Der Wecker klingelt, es ist 9:20 Uhr. Normalerweise schlafe ich bis 10, doch ich gewöhne mir an, früher aufzustehen, um vor 10 zu frühstücken. Klappt bisher ganz gut, musste mich nur einmal davon übergeben in den letzten Tagen, seit ich das mache.
Müde lange ich nach dem Handy, schalte den Wecker aus und denke: Es kann doch noch gar nicht so spät sein. Ich bin eben erst eingeschlafen. Drehe mich auf den Rücken und versuche, meine Augen aufzukriegen, die schwer wie Blei sind. Vor lauter Müdigkeit. Soll ich noch liegen bleiben? Das Frühstück sausen lassen? Und das Mittagessen am Besten gleich mit? Nein. Ich zwinge mich aufzustehen, lustlos und unmotiviert, aber immerhin. Es ist recht dunkel und es regnet. Bestes Wetter, um wach zu werden - nicht. Ich schlurfe Richtung Bad, stelle mein Wasserglas in der Küche ab. Erledige meine Morgenroutine und stelle mich auf die Waage. Gestern waren es 78,3 Kilo. Heute sind es wieder mehr. Frustriert kicke ich die Waage unter das Waschbecken und starre böse auf mein Spiegelbild. Kann förmlich sehen, wie es mich auslacht und mir entgegenschreit: "Fette Versagerin! Du bringst es sowieso nie zu etwas! Sieh dich nur mal an, alles schwabbelt und hängt! Und du bist stolz, auf das bisschen, das du abgenommen hast, in diesem halben Jahr? Andere schaffen soviel in einem Monat, fette Sau!"

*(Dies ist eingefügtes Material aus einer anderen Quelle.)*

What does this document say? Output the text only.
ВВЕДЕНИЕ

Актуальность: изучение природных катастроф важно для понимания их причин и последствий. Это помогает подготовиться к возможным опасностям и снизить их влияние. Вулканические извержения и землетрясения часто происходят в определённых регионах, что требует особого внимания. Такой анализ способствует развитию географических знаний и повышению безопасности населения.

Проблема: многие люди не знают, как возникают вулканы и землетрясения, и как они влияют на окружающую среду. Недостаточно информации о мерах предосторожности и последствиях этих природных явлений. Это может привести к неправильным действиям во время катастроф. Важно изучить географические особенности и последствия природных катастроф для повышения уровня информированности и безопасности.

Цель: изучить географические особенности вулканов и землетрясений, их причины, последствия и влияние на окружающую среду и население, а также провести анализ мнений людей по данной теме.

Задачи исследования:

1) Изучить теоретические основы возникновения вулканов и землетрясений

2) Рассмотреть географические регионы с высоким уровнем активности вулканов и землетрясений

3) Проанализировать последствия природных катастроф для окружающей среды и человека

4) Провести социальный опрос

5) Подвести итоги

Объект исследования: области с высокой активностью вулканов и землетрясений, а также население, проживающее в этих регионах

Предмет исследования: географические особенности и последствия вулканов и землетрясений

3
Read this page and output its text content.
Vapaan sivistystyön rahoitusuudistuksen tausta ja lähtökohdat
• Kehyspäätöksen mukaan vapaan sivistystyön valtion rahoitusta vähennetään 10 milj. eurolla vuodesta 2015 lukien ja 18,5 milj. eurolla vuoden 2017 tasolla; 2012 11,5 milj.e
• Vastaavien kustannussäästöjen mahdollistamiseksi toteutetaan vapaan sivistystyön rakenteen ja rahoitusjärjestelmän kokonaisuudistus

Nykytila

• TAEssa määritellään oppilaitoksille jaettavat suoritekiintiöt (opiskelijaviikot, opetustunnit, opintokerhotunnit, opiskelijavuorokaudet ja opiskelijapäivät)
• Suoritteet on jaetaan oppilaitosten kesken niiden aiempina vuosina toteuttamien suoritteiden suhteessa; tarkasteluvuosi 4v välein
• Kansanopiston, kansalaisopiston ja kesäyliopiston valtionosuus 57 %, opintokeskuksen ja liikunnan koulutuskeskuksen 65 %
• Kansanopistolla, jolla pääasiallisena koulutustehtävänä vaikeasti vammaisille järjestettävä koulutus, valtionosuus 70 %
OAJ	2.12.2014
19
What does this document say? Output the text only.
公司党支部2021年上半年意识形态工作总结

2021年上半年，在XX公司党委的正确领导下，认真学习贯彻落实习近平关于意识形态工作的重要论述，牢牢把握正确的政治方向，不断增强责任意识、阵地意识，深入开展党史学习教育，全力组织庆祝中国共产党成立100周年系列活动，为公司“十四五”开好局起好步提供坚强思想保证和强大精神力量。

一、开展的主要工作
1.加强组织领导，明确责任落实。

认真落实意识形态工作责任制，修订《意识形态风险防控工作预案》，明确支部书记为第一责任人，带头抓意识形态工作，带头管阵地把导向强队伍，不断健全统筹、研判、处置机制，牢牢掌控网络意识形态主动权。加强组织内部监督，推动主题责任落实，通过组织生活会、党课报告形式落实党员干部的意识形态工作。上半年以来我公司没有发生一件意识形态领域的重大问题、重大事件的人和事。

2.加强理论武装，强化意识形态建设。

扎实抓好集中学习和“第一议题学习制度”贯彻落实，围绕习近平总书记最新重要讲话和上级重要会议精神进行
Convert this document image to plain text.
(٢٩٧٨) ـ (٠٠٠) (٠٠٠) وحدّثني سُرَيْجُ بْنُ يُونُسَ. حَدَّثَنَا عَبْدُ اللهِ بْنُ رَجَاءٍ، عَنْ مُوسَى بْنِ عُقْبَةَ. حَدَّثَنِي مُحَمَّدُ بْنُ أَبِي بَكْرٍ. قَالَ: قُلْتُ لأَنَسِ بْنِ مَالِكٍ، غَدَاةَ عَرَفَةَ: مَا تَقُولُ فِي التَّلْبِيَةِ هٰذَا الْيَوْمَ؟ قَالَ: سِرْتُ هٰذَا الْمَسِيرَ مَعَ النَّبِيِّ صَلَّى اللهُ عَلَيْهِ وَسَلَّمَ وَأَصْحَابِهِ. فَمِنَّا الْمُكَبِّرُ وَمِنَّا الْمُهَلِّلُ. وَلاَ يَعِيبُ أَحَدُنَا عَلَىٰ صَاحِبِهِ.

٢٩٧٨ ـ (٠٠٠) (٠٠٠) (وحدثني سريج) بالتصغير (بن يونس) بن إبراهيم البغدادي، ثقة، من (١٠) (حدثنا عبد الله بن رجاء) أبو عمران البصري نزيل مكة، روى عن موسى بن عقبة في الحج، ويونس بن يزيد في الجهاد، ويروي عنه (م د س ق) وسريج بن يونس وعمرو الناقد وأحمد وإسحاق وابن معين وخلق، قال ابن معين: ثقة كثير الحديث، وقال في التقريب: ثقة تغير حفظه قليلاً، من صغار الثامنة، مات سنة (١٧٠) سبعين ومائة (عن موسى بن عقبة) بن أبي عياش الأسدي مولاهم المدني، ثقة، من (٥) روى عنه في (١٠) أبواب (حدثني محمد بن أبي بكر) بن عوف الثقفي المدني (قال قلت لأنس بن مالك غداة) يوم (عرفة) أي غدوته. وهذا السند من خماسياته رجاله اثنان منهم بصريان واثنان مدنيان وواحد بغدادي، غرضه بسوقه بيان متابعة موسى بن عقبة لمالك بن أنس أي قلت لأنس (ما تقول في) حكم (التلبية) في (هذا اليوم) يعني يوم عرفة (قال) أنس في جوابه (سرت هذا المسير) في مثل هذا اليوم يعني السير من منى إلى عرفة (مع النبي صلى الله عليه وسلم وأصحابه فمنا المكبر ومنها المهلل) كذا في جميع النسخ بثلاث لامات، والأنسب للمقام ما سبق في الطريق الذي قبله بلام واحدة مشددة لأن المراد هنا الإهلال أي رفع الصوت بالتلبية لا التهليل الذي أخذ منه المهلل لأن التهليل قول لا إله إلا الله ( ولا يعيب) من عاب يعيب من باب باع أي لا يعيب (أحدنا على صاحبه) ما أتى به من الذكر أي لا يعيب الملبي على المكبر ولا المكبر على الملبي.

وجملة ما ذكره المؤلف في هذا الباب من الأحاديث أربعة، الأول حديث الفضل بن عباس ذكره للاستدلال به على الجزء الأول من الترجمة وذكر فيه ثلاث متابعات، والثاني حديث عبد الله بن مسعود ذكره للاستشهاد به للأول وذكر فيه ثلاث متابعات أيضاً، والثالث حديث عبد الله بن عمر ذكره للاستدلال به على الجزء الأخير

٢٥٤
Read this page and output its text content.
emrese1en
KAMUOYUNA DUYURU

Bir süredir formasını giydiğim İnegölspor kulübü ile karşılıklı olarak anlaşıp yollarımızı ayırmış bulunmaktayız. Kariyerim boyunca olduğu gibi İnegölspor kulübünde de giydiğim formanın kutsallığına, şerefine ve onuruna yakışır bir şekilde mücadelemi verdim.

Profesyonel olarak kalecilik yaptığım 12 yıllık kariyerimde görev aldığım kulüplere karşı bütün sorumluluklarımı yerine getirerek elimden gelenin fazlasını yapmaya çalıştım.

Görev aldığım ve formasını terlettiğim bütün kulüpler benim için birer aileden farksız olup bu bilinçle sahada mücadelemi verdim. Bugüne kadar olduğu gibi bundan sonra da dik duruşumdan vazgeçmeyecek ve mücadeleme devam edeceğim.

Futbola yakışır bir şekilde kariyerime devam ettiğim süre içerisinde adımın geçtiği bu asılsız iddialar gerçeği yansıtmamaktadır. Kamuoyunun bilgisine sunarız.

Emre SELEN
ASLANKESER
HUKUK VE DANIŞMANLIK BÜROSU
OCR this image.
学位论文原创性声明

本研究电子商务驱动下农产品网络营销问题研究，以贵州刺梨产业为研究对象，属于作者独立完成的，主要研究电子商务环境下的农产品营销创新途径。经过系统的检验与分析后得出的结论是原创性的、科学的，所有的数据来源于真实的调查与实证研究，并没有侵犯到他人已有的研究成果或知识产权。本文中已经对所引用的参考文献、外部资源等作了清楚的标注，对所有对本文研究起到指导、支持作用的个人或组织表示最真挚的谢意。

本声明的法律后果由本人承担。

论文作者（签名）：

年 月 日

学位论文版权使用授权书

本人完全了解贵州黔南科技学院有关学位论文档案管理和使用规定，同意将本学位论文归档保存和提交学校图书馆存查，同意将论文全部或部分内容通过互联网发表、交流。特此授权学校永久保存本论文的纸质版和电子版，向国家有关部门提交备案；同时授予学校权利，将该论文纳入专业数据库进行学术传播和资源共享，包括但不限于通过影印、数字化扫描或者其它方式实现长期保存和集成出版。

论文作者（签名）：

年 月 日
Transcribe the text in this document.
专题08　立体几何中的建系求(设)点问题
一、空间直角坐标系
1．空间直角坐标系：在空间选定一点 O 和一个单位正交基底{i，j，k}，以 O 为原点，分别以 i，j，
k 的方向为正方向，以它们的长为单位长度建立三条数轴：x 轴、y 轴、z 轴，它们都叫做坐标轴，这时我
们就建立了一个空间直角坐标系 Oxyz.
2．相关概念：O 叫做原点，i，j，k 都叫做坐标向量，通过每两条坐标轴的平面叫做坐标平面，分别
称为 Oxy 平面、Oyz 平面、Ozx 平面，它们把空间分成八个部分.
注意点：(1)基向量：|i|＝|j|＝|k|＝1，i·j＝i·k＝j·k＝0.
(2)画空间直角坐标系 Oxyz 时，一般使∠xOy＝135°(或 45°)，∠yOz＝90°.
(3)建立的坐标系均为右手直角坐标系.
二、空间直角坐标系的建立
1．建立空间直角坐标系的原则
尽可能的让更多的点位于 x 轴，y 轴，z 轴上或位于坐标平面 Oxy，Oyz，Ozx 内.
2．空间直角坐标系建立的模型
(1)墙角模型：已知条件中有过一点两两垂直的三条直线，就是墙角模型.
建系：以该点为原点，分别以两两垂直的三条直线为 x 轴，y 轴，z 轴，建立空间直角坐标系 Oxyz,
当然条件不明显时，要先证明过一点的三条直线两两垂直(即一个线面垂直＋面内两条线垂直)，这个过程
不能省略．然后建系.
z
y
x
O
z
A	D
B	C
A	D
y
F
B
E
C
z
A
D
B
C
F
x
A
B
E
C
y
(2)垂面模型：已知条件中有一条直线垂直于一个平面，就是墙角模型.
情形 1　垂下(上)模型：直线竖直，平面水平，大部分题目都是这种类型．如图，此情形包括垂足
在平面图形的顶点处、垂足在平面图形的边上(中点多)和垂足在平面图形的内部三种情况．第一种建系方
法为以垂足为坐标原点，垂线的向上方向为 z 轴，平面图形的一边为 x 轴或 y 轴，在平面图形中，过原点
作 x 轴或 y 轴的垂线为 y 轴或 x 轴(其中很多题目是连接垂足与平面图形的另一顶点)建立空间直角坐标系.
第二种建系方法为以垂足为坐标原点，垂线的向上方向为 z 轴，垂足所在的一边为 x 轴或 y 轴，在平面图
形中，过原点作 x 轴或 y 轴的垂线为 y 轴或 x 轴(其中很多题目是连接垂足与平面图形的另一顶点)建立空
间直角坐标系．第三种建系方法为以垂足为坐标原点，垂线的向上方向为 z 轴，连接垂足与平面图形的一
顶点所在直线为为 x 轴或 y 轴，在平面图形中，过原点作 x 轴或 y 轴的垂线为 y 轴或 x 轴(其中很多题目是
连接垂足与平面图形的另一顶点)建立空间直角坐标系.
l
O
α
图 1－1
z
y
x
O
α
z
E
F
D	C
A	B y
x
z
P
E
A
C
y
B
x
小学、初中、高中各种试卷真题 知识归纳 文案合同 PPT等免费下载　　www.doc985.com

Ich denke: Ja, ich weiß. Ich weiß, dass ich es nicht schaffe und ich weiß, dass ich langsam und schwach bin. Und dass ich es zu nichts bringe. Eigentlich sollte ich die beste Zeit meines Lebens haben, arbeiten, mich mit Freunden treffen, an Familienplanung denken, schön sein. Stattdessen bin ich fett und hässlich, zu schlecht, um eine Arbeit zu kriegen. Ohne Freunde, weil ich nicht rausgehen will, weil ich weiß, ich verbock's eh wieder. Familienplanung? Drauf geschissen, ich will keinem Kind so eine Person als Mutter antun. Das Wichtigste in meinem Leben ist das Abnehmen. Und nicht einmal das kriege ich richtig hin. Loser.
Schnell verschwinde ich aus dem Badezimmer und gehe in die Küche. Mache mein Wasserglas voll und lege eine Scheibe Vollkorntoast in den Toaster, hole Käse und Lätta raus. Eigentlich sollte ich das ja gar nicht essen. Jemand so Fettes sollte eigentlich gar nichts essen. Als der Toast fertig ist, will ich ihn am liebsten in den Müll werfen, denke dann aber daran, dass Frühstück den Stoffwechsel ankurbelt also würge ich ihn mir runter, fühle mich aber schuldig, weil ich ja eigentlich gar keinen Hunger habe und trotzdem esse.
Eine halbe Stunde später werde ich von Unterleibsschmerzen gequält, so stark, dass ich kaum aufrecht sitzen kann. Scheiß Tage. Also werde ich Sport heute auch nicht hinkriegen. Ganz hervorragend. Wütend trete ich gegen das Sofa, dann kommen die Tränen und ich lasse mich heulend auf dieses sinken. Ich kann aber auch gar nichts. Mein Blick wandert zu dem Täschchen, in dem ich meine Klinge verstecke. Der Drang, sie zu benutzen wird stark, fast unaushaltbar. Aber ich wende den Blick ab, hab's doch grade erst wieder geschafft, loszukommen. Mit zitternden Händen hole ich meine Zeichensachen hervor, ich muss sowieso noch mein Bild fertig machen. Atme mehrmals durch, bis ich einigermaßen ruhig bin und zwinge mich, zu malen, auch wenn ich gar keine Lust habe. Nach einer halben Stunde lasse ich es sein, räume alles zurück. Mache den PC an.
Ich kanns kaum erwarten, bis der Tag vorbei ist.